Tengo tiempo, todavía, para acudir a una última conferencia. Como son más de las ocho no llego al cara a cara entre Ana María Matute y Juana Salabert, una pena. Decido, en cambio, subir a la quinta planta para escuchar la conferencia de Luis Magrinyà: Harry Potter y los hermanos peleados. Magrinyà se explica: tomará como arranque de la conferencia un relato con Harry Potter de protagonista aunque podría haber sido cualquier otro, por ejemplo el doctor House, digo yo. En su charla propone una concepción particular de la literatura alejada de tópicos: el héroe que intenta entrar en una fortaleza cuyo acceso le está restringido; o por el contrario, el héroe que, dentro de esta fortaleza, quiere salir a toda costa rebelándose a sus captores. Son tópicos que hay que evitar, porque los tópicos no describen nada, no aportan nada.
Magrinyà sugiere que el héroe puede muy bien permanecer dentro o fuera de la fortaleza sin que le importe demasiado. ¿Qué ocurre cuando se acomoda a las circunstancias tal como le llegan? ¿Qué ocurriría con Romeo si hubiese podido conquistar a Julieta sin que Montescos y Capuletos pusieran el grito en el cielo y desenvainaran las armas? <<A veces me han acusado, dice Magrinyà, de alejarme de la realidad. Pero no es cierto que me aleje de ella, sino que me concentro en un rincón de la realidad. Un rincón acaso menos transitado pero que no deja de ser real>>. Permeabilidad de las fronteras: el nuevo héroe no tiene por qué vencer tentaciones o sufrir contratiempos externos; el conflicto, el pathos narrativo, está en otro lugar y hay que buscarlo, aunque sea linterna en mano.

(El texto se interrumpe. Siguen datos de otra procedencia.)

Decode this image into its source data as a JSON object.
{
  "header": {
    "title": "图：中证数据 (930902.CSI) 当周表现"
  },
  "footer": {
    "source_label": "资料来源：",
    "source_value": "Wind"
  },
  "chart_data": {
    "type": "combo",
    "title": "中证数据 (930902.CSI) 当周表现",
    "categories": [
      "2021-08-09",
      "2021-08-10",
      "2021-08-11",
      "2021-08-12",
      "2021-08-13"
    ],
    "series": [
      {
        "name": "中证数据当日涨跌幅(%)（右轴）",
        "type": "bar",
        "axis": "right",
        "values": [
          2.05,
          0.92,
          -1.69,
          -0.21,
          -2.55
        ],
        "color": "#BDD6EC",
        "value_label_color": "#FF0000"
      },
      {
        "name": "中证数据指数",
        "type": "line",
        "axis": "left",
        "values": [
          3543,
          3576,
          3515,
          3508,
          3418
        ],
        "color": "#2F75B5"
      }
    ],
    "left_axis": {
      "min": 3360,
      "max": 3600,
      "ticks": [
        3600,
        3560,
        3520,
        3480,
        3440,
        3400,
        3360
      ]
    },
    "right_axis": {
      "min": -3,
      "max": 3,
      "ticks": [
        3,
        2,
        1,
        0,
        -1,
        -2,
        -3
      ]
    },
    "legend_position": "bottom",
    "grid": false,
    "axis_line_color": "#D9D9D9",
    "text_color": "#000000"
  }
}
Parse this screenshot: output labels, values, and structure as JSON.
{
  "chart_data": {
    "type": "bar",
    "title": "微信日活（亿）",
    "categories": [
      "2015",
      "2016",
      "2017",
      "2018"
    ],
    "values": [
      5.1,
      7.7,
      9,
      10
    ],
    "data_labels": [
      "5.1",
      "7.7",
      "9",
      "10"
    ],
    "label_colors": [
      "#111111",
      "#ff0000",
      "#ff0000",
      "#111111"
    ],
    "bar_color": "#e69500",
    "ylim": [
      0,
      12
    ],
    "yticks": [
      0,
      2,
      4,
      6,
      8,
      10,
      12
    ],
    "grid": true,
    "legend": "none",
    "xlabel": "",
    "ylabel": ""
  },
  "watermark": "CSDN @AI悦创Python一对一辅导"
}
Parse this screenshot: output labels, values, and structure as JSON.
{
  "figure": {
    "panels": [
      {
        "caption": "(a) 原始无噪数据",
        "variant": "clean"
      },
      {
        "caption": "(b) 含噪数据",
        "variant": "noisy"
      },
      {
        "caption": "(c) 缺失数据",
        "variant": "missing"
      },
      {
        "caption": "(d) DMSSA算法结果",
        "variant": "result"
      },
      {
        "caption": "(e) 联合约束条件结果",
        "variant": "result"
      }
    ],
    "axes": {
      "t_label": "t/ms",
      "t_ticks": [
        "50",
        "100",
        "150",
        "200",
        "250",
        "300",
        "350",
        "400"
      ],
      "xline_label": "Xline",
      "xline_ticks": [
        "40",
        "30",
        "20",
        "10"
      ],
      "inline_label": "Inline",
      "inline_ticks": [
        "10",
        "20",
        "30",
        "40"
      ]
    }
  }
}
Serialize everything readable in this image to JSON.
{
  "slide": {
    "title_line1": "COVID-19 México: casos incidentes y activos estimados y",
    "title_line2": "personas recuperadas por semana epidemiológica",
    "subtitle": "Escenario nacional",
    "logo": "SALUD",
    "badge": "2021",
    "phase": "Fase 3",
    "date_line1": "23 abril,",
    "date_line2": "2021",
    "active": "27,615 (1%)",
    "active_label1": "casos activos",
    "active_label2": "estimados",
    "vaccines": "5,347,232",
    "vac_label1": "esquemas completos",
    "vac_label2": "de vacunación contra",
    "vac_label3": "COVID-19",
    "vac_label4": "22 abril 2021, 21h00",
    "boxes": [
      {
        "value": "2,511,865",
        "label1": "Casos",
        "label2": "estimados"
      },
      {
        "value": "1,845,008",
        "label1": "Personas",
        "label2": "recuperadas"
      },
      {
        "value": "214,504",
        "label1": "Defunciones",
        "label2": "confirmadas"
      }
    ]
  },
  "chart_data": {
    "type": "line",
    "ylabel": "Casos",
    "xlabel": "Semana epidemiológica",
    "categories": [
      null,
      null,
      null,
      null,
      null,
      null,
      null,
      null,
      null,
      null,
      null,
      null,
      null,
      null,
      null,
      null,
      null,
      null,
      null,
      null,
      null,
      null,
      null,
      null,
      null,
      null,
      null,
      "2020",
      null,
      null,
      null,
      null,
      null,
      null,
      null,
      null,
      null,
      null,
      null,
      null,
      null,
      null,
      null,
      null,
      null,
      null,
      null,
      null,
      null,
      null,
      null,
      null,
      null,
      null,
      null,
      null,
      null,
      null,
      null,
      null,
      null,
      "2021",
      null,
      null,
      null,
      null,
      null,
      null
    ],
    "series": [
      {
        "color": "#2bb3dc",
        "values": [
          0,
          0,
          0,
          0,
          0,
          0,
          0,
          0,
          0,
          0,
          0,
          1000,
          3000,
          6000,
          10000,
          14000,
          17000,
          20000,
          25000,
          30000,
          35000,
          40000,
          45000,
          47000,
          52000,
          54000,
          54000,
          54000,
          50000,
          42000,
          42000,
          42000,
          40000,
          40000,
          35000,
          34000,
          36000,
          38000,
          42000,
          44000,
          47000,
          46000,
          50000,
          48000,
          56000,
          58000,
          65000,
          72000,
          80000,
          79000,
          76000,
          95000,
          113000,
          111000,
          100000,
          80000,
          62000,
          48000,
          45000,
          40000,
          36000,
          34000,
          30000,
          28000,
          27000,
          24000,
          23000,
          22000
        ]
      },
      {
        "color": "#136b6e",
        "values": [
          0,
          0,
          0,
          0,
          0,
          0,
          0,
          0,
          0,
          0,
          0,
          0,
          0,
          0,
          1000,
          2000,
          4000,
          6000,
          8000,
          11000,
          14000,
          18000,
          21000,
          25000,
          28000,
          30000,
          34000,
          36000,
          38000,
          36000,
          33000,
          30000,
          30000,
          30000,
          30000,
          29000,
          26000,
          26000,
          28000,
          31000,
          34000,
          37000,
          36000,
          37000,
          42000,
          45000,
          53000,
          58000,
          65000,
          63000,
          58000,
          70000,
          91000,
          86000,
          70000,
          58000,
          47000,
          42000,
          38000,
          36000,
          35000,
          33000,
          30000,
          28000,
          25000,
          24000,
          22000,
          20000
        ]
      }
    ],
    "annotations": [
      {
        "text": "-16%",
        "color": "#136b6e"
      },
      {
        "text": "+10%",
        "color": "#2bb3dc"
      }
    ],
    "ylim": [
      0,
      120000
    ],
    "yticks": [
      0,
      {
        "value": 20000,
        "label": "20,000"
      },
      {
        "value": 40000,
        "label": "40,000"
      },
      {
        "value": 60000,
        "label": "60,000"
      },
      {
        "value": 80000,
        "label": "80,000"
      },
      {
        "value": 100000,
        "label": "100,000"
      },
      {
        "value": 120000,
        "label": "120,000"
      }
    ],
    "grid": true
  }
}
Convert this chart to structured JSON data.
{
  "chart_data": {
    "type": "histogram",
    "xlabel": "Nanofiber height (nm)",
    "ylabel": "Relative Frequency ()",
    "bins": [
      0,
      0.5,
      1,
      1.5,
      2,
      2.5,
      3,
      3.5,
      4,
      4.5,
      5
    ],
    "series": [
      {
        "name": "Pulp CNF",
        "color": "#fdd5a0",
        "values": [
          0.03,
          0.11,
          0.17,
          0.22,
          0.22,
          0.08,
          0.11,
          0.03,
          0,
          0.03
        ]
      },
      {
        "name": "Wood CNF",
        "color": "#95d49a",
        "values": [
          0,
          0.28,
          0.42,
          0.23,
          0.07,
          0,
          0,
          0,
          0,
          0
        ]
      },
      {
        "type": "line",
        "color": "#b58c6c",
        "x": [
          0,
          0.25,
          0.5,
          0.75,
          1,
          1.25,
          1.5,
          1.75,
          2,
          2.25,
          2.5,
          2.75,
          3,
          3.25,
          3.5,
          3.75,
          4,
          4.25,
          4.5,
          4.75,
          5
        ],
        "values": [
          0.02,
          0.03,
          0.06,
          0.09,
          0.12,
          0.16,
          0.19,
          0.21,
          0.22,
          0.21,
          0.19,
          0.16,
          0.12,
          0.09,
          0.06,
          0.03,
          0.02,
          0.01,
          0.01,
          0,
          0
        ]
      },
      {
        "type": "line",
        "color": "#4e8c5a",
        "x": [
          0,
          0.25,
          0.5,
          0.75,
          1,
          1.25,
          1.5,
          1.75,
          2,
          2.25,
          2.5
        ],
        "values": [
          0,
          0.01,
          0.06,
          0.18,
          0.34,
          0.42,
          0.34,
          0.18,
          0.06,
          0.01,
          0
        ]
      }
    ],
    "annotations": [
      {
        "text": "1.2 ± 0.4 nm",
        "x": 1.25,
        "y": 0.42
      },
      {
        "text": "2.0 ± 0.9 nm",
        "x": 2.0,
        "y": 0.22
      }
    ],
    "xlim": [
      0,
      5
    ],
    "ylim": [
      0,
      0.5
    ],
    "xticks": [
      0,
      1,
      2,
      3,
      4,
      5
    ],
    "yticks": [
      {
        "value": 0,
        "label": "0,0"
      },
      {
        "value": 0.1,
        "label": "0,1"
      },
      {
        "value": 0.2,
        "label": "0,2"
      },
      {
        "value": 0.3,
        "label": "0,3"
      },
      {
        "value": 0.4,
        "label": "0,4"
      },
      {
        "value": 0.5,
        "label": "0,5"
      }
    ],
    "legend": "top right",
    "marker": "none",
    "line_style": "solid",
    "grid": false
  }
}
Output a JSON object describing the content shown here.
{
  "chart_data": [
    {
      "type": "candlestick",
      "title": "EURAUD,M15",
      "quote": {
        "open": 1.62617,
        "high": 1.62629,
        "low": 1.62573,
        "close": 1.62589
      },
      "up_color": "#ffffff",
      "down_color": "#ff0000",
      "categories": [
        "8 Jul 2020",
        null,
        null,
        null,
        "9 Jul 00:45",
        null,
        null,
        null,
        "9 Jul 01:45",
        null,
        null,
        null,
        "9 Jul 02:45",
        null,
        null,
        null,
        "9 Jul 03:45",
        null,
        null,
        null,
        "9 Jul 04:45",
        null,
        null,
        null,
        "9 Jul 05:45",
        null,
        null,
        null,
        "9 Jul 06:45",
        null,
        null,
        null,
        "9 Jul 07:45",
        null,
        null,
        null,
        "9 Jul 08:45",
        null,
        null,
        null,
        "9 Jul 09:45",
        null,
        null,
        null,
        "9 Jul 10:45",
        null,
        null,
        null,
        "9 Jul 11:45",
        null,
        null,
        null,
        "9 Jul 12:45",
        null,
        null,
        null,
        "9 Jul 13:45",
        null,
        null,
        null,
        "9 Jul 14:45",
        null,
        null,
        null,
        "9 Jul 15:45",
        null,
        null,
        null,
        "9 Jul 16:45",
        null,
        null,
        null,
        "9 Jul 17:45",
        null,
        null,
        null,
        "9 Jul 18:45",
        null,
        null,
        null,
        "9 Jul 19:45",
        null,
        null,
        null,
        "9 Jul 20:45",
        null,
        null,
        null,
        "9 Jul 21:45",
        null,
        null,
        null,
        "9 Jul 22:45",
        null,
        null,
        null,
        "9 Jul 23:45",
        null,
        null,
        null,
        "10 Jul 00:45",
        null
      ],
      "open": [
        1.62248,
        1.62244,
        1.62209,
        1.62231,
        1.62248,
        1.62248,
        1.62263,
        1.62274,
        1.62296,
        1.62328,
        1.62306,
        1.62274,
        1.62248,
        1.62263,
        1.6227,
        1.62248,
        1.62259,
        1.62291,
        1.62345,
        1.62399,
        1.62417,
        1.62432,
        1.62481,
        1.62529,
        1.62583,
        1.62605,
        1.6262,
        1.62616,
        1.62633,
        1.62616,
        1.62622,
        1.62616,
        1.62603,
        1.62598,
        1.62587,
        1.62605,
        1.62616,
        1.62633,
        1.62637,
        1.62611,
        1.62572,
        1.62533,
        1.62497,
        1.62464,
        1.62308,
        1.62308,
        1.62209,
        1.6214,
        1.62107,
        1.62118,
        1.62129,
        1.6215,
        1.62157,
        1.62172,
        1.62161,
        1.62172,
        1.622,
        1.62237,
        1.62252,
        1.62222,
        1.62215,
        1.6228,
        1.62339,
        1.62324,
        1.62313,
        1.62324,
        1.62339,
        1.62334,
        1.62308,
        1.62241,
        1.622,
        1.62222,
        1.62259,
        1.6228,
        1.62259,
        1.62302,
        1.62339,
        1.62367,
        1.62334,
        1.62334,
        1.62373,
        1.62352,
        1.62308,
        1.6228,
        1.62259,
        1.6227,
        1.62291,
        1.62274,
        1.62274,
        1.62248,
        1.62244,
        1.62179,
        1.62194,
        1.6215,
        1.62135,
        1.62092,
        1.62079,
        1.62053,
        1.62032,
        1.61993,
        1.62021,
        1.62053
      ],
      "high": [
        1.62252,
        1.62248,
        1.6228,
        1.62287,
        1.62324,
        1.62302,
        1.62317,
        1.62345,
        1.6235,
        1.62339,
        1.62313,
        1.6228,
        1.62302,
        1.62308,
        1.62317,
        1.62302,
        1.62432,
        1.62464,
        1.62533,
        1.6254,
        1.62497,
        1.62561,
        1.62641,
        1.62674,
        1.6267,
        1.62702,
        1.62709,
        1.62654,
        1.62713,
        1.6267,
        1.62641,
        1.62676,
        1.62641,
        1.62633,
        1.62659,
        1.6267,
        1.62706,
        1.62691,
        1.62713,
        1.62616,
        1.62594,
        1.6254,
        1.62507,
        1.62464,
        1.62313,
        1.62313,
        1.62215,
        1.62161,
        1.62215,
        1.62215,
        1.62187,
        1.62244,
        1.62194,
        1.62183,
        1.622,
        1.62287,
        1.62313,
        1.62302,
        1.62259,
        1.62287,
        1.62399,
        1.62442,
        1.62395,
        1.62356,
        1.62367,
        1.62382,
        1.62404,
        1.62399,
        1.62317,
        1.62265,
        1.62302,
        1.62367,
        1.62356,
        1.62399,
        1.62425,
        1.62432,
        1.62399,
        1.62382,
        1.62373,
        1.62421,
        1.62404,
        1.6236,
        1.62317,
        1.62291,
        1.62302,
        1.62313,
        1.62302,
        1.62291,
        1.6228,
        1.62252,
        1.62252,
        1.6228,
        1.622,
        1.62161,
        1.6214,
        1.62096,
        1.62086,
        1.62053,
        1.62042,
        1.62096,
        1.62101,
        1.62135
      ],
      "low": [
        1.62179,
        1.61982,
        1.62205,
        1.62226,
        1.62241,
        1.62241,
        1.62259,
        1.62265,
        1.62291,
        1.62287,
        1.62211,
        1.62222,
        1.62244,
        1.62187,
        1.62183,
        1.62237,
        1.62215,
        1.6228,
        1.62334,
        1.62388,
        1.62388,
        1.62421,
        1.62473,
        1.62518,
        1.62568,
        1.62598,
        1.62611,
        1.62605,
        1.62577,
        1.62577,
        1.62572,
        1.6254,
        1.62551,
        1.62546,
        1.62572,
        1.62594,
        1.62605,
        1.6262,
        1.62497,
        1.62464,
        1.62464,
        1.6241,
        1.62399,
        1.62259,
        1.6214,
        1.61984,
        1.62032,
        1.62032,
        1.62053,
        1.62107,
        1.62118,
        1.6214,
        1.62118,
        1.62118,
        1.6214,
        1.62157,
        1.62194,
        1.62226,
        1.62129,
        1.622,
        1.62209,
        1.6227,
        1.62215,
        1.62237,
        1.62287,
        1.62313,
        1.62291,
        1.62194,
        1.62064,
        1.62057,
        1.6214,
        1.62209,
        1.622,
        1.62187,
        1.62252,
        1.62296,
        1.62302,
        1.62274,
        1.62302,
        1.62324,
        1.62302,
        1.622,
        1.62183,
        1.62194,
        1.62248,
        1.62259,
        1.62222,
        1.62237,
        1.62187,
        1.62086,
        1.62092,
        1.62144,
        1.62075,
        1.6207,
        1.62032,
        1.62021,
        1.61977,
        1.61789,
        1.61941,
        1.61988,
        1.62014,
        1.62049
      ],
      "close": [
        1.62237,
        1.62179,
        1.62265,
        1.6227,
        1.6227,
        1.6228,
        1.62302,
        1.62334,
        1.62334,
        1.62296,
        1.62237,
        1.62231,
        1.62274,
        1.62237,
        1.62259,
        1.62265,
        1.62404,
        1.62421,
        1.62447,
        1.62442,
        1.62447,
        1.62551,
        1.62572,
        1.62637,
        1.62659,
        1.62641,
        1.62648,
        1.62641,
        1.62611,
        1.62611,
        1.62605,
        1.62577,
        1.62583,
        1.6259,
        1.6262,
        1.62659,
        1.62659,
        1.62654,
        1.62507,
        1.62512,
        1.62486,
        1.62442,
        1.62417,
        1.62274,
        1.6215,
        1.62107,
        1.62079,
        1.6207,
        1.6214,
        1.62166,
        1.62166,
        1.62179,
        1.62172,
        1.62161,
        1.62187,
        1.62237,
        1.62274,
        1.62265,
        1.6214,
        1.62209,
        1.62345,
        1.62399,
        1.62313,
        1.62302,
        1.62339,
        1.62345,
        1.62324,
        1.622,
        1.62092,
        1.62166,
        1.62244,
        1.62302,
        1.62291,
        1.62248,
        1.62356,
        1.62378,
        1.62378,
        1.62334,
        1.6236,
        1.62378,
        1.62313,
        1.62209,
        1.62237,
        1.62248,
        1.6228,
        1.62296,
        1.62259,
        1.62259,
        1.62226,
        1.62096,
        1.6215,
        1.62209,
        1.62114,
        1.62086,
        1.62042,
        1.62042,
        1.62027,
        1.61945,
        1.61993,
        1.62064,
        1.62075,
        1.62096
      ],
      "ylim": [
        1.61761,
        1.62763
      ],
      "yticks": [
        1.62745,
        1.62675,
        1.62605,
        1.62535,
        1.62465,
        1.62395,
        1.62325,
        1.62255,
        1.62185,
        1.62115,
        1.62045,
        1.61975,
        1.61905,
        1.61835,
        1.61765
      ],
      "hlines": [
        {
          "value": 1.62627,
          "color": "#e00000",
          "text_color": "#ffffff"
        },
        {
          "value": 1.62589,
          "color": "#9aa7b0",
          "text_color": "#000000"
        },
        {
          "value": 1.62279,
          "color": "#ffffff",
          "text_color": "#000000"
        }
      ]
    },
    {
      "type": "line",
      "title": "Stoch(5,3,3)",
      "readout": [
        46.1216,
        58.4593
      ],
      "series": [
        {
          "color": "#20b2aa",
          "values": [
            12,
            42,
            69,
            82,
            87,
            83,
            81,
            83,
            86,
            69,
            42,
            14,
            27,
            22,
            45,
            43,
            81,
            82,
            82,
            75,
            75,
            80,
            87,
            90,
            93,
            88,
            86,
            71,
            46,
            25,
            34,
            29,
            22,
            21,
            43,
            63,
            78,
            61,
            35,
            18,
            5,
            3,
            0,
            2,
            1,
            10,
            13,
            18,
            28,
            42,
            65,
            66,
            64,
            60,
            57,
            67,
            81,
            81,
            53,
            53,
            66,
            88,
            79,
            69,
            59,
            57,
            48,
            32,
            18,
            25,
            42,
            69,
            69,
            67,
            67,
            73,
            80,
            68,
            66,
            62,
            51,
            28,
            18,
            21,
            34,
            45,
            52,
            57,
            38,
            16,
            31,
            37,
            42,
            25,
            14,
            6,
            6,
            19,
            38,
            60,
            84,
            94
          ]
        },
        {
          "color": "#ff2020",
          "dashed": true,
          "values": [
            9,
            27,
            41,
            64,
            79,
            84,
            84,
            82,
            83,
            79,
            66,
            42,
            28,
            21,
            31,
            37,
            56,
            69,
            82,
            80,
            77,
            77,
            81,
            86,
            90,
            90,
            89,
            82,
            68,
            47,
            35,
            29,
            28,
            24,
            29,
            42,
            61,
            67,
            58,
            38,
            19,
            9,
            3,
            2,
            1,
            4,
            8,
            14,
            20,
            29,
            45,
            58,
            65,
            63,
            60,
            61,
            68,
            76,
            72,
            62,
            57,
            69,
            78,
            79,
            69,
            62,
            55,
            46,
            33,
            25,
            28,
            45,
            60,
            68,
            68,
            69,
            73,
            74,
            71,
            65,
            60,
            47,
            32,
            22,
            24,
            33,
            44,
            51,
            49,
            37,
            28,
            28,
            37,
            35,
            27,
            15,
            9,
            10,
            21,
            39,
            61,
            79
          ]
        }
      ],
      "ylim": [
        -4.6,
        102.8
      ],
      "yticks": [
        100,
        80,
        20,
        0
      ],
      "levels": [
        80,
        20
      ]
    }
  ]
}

Esto se acaba, me digo. Antes de abandonar el Festival me doy una vuelta por la segunda planta. Repaso los libros. Compro alguno y me quedo con ganas de muchos otros mientras a mi espalda el público rodea un espectáculo de danza. Después salgo a la calle, retomo el camino al apartamento, me escurro entre las gentes que a estas horas están cenando ya en los restaurantes de Huertas, donde no encuentro mesa ni a tiros. Consigo entrar en un pequeño garito de comida libanesa y ceno como un señor, como un Tenorio, agotando los últimos minutos de un día que será difícil de olvidar.

5 comentarios:

alegría dijo...

¡Enhorabuena Rafa! Aunque te digo que sólo he tenido tiempo de leer unos primeros párrafos. Lo dejo para más ratitos que vaya teniendo, porque la muerte: "Está a la vuelta de la esquina, al acecho, preparada para cruzarse con nosotros, sin que le importe la edad."

A dijo...

Gracias por este "regalo" Rafa. Y enhorabuena.
Adolfo

Ricardo Guadalupe dijo...

Fabulosa crónica, ¿se la has enviado a los de la revista Eñe? Despide literatura por todos los poros. No sé qué es más, si crónica o relato metaliterario. Sea como fuere nos recuerda el amor a la literatura, y a mí en concreto me recuerda un viaje a París y a una crónica que escribí con fotos también en blanco y negro.
Un abrazo

Rafa Ventura dijo...

Muchas gracias amigos.

¡¡Feliz 2012!!

Rafa Ventura dijo...

Acaban de publicar un fragmento de esta crónica en EÑE:

http://www.revistaparaleer.com/noticia/2012/02/02/la-poesia-segun-bonilla

¡¡Con foto del taller y enlace al blog El círculo de tiza!!